The phenomenon of the involvement of many Tunisian youths in armed Islamist organizations continues to preoccupy political, social, and psychological analysts.

Those analysts wonder about the reasons behind the attraction of Tunisians – more than others – to these terrorist groups to assume leadership positions on the field and theoretical levels, even though the country they came from is not known for religious extremism. On the contrary, their country is closer to the modern secular systems in terms of social life and the manifestations of contemporary life in clothing and food. In this context, we must refer to the educational and judicial systems and the active cultural life known for its splendour and the abundance of active and influential names in the Arab and Islamic worlds.
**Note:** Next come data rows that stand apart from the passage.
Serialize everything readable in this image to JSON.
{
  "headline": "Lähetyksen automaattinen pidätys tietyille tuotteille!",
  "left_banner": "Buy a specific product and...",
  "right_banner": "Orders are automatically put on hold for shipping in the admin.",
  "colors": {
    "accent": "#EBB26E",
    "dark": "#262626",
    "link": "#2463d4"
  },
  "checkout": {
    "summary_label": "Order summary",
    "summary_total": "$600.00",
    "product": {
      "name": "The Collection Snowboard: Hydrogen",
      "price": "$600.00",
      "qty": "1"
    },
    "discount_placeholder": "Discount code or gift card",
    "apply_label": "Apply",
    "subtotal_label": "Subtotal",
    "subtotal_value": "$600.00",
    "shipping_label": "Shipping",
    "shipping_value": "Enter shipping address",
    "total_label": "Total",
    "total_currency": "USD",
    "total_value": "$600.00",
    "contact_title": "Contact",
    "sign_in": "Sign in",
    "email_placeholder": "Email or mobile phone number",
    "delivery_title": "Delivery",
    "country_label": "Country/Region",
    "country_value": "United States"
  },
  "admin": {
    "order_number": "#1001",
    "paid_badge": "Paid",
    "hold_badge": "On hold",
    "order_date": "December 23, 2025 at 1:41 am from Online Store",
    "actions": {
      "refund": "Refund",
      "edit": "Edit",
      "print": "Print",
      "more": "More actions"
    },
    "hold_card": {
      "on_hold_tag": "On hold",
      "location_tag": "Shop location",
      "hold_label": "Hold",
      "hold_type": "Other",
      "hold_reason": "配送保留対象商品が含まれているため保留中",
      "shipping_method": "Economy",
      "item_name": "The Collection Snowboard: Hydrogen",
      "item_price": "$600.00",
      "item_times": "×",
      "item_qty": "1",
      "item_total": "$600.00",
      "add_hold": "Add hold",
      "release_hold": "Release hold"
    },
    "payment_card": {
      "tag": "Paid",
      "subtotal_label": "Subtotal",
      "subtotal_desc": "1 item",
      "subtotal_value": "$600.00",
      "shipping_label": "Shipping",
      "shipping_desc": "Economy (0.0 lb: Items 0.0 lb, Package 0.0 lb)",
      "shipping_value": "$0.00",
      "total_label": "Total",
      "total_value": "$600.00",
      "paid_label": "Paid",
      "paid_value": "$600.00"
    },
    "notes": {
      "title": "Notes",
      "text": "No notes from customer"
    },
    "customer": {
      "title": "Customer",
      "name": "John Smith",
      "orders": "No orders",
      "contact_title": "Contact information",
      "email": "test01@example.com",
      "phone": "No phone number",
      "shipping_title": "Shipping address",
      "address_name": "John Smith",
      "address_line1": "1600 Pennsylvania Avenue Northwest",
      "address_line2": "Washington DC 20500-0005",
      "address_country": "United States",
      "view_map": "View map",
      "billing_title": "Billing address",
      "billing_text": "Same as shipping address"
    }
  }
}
Where did these people come from, and how did they fall into the arms of extremism? Nothing in the countries of their nationality indicates any manifestation of extravagant religiosity. Luxurious tourist facilities spread across the country from north to south. Cities are full of bars to a degree you cannot find in some European countries, in addition to a daily life that follows the rhythm of modern times thanks to what the independence leader Habib Bourguiba established. Bourguiba imposed the best laws regulating personal status. The list includes equality with women and the prevention of polygamy. That Tunisian context is unique and is not available in other Arab and Islamic countries. Therefore, it is reasonable to ask: Where did this calamity come out? How did this setback occur in a society that scholars said is the closest to joining the ranks of the advanced nations?

Part of the answer may lie in the manifestations of modernity and the distance from extremism. That is, modern life that characterizes Tunisian society compared to its Arab surroundings was the cause of the infiltration of the takfiri creed and the emergence of extremism as an unconscious reaction to a sort of cultural alienation.
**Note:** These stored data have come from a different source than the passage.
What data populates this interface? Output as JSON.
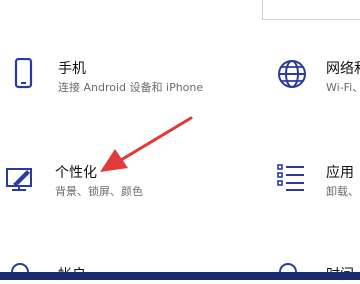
{
  "settings": {
    "tiles": [
      {
        "title": "手机",
        "subtitle": "连接 Android 设备和 iPhone",
        "icon": "phone-icon"
      },
      {
        "title": "网络和",
        "subtitle": "Wi-Fi、",
        "icon": "globe-icon"
      },
      {
        "title": "个性化",
        "subtitle": "背景、锁屏、颜色",
        "icon": "personalization-icon"
      },
      {
        "title": "应用",
        "subtitle": "卸载、",
        "icon": "apps-list-icon"
      }
    ],
    "bottom_cut": [
      "帐户",
      "时间"
    ]
  },
  "colors": {
    "accent": "#2b3aa0",
    "annotation_arrow": "#e03a3a",
    "taskbar": "#1a2a6e"
  }
}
Poverty was a strong motive towards searching for metaphysical and utopian solutions fuelled by extremist takfiri forces. These forces invest in claiming that deteriorating economic conditions originate from abandoning Islam as a state. For these forces, Islam is the “solution” to all crises.
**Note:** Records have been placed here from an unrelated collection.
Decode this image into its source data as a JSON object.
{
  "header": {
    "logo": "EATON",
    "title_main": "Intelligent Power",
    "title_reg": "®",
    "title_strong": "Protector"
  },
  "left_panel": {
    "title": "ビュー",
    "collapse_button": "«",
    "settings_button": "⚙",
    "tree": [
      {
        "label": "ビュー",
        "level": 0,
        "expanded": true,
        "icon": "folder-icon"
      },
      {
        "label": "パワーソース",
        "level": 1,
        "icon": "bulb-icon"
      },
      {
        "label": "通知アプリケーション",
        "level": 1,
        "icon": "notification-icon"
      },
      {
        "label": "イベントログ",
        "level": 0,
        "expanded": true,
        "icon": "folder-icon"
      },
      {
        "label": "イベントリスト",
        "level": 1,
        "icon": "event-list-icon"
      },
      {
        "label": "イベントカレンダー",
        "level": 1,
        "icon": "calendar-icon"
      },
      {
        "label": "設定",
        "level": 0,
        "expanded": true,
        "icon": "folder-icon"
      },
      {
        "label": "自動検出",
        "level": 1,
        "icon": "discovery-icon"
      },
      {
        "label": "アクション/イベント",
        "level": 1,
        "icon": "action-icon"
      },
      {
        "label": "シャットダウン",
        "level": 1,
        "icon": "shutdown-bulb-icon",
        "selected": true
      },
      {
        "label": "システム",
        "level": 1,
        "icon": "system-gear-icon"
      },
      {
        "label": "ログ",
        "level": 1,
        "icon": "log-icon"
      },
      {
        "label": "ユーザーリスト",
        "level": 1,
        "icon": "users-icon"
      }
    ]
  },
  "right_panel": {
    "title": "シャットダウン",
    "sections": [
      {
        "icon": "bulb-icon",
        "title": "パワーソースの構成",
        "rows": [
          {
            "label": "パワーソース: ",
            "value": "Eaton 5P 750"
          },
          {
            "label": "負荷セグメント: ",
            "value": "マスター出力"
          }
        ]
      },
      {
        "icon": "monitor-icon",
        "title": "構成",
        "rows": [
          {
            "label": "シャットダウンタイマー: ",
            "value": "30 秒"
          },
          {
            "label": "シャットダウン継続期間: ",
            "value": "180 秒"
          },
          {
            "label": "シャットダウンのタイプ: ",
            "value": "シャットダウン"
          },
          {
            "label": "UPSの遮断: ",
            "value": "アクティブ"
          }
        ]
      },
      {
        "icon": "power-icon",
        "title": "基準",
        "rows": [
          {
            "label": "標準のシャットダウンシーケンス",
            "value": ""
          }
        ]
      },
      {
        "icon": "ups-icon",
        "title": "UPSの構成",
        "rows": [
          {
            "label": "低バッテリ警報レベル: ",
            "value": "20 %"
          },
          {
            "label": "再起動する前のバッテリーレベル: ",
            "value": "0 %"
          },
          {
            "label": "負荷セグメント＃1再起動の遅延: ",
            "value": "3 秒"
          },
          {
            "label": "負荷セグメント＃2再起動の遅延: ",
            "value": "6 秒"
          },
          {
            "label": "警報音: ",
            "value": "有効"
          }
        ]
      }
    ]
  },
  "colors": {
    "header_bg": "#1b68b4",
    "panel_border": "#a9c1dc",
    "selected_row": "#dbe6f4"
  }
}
The inability of Tunisians to follow fashion and all the manifestations of the consumer age makes them hide behind a religious dress such as the niqab for young women and the Islamic outfit for young men.

This kind of uniform makes the two of them break from keeping pace with fashion, in addition to the austere life they see from the core of the Islamic faith.

People taking up arms and fighting with Islamic groups believe that the promised paradise awaits them in another world. According to them, they would enjoy a more just after-life than the one they live.

This alienation experienced by the marginalized youth in Tunisia has generated resentment and found it in extremism and murder. However, one would say, why are Tunisian youth does that out of the rest of the young people in Arab countries?

The answer is almost the same. The Tunisian extremism is due to false awareness that generates idiotic courage among some estranged young people who live in appearance and form like the Europeans. However, the truth is young people live in misery and deprivation, which makes them find torn between two cultures.

Many scholars and analysts are not aware of a vital historical context of this phenomenon. During the 1970s and 1980s, extremism prevailed in the Tunisian communist and leftist organizations. At that time, a large number of Tunisian youth fighters were in those organizations. Therefore, it is crucial to know that this unconscious revolutionary rage, with its disastrous consequences, may well be a Tunisian case par excellence.